What does the future hold for hard disk drives?

07 October 2016 by Michael Nuncic

Even though sales of SSD-based media is on the rise, traditional magnetic hard disk (HDD) media are still quite popular both for private users as well as for businesses. Even though SSD prices have decreased over the last few years, HDDs are still the cheaper option as far as storage space is concerned.

The producers of traditional HDDs know that they will soon have to deliver technology advances to ensure SSDs don’t turn HDDs obsolete. Regardless that there is a huge difference in SSD versus HDD technologies (by which the life expectancy of the SSD is decreased every time data is written on the chips), the main reasons for choosing a HDD are:

  • price per terabyte and
  • easier data recovery after a data loss

But these advantages compared to SSD technology can vanish in time so producers are eager to develop new hard disk technologies to keep or widen the gap between them. 

The technological evolution of HDDs

Since IBM introduced the first hard disk drive in 1956, the industry has increased storage capacity exponentially to meet an ever-growing need. With the introduction of consumer electronic devices that record and play videos in 4k and higher, as well as the processing of Big Data in enterprises, the demand for storage is growing even further. 

For decades HDD manufacturers have focused on a method called Longitudinal Recording Technology (LTR) to record data on drives. In LTR, the magnetisation of each data bit (i.e. the binary digit 0 or 1) is aligned horizontally, parallel to the disk (or disks) that spin inside the hard drive.

The problem with using this method is that we are rapidly approaching the point where the microscopic magnetic grains on the disk become so tiny that they could start to interfere with one another, thus losing their ability to hold their magnetic orientations. The resulting data corruption could render a hard drive unreliable and thus unusable. This phenomenon is known as the superparamagnetic effect (SPE). Improved coercivity, or the ability of a bit to retain its magnetic charge, is needed to overcome SPE.

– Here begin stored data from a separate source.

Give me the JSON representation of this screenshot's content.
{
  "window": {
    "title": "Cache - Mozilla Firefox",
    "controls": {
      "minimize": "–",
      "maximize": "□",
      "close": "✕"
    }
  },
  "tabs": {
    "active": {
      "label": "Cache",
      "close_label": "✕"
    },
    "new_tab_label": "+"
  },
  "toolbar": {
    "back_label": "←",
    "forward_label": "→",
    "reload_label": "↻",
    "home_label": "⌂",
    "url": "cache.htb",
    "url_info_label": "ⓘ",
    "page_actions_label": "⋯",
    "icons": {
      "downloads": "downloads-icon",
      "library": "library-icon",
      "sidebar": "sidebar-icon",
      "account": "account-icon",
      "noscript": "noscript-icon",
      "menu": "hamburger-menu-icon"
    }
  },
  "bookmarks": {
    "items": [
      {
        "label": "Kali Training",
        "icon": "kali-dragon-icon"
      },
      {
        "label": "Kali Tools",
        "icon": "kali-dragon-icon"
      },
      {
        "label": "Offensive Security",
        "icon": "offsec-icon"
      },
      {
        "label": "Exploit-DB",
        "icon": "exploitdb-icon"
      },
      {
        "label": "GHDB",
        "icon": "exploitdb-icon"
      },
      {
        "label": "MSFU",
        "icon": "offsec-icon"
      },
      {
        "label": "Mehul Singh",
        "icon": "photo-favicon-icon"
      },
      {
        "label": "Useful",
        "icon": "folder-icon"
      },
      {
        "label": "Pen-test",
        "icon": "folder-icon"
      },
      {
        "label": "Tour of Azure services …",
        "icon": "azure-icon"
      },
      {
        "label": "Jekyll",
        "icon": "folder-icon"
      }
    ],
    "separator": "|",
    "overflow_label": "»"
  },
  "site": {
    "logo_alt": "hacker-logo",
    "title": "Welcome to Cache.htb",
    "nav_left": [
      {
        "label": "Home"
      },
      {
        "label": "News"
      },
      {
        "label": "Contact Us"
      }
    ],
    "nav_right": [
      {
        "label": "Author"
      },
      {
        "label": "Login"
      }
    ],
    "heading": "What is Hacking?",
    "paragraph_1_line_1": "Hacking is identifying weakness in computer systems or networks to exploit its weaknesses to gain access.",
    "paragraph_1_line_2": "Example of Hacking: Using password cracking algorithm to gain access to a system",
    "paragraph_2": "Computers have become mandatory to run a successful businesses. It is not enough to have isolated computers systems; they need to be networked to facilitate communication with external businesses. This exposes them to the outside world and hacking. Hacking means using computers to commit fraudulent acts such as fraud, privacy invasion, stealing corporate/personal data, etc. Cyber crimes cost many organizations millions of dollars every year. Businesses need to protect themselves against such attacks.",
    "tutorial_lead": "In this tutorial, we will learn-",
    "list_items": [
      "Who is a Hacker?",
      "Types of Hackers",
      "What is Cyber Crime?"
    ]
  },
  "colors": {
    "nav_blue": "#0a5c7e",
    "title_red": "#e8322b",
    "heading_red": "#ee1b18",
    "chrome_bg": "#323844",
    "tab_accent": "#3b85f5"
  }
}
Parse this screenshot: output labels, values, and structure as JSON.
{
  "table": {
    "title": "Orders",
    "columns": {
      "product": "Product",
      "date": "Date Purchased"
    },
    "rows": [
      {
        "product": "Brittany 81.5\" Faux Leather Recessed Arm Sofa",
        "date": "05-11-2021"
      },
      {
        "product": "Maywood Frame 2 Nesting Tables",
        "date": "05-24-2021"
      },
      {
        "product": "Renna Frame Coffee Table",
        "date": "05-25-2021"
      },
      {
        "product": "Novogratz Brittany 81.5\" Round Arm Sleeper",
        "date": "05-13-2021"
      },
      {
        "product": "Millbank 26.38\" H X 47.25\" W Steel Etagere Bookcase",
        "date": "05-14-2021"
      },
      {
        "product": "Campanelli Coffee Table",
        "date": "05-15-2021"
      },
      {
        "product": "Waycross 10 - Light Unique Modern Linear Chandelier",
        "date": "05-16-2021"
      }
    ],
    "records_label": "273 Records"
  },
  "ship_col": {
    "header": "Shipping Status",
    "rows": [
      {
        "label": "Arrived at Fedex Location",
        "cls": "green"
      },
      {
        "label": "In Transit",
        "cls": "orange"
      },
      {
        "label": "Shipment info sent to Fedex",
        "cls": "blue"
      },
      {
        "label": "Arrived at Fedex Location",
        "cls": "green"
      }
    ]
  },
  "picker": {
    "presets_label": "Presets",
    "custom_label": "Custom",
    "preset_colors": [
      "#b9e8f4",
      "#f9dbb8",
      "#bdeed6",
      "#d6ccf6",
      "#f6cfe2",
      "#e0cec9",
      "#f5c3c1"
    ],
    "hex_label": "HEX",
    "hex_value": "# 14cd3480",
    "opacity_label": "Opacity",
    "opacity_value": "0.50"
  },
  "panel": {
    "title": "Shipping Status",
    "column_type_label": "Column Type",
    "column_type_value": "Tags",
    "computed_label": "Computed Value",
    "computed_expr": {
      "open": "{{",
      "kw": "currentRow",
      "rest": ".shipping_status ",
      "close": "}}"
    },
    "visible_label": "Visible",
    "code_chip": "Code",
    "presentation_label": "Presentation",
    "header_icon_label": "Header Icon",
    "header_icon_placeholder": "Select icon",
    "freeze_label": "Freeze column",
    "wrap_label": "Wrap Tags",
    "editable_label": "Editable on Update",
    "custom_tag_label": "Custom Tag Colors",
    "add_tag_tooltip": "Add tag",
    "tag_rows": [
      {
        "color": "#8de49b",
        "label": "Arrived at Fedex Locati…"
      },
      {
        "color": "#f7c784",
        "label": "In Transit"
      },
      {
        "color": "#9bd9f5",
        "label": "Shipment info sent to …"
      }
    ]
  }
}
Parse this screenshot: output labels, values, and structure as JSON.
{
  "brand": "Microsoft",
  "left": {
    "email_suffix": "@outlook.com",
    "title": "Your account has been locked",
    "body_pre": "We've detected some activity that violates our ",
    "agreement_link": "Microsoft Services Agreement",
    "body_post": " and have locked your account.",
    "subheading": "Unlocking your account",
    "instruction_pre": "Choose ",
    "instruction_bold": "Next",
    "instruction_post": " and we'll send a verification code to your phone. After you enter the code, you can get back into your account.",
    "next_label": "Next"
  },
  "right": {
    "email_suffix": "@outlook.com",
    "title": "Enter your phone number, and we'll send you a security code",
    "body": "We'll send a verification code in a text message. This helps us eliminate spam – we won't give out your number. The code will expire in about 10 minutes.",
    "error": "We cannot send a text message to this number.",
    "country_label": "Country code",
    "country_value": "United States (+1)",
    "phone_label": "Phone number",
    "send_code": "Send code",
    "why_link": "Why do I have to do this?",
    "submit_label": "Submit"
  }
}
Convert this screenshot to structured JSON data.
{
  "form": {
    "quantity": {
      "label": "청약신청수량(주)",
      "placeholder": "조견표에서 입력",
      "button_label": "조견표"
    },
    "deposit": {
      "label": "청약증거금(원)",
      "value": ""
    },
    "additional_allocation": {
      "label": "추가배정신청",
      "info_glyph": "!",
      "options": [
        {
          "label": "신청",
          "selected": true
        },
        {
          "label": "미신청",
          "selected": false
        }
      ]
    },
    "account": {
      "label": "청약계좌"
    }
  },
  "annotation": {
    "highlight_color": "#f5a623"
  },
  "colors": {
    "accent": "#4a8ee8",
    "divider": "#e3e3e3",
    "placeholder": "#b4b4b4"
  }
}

That’s why Perpendicular Magnetic Recording (PMR)- was first introduced into the market in August of 2005 by Toshiba (only a couple of months later Western Digital and Seagate followed suite with their PMR HDD products.) In PMR the magnetic dipole moments, each of which represents a logic bit along with a common logical writing method as PRML, are not parallel to the surface of the disc (longitudinal), but rather perpendicular to it. So the data is recorded, to a certain extent, depth wise. This results in potentially much higher data density (about three times denser) than with its precursor LRT: with this technology the same surface can accommodate much more data.

But there is also a drawback to this technology: the smaller Weiss’ districts (the magnetised domains in the crystals of a ferromagnetic material) need a shorter distance between the read/write head and the magnetic surface to be able to still write or read the data. Therefore this technique is difficult to utilise and will easily reach its natural end since the size of the head cannot be designed any smaller.

Even with this problem though, PMR is, to date, still the standard for recording data to hard disk drives. The move to PMR has increased the maximum platter density from a magnitude of about 100 Gb per square inch to 1000 Gb. However now, alas, we're beginning to hit the limits of PMR. We now see 8 TB hard disk drives with 6(!) platters inside hitting the market. Experts expect to see 10 TB HDDs to go to market with PMR technology, but whether the producers are able to downsize the heads beyond this point even more and add more platters into a HDD is yet to be seen.

To solve this problem a new technology which is still based on the original PMR method (the so-called PMR+) was invented in 2013: Shingled Magnetic Recording or SMR. This technology raises disk density in order to gain a 25 % jump in capacity. Simply put, it increases the number of data tracks per inch by squeezing them together so they overlap slightly like shingles on the roof of a house.

This new method also presents a problem: writing a new track can in some circumstances affect an adjacent track so severely that it has to be rewritten. To avoid this, the total SMR area of the HDD needs to be replaced from the point of change. There is usually a gap between the tracks which prevents the need to refresh from continuing.  The necessary refresh of the neighbouring tracks reduces the writing speed in general, so SMR offers more space but less speed.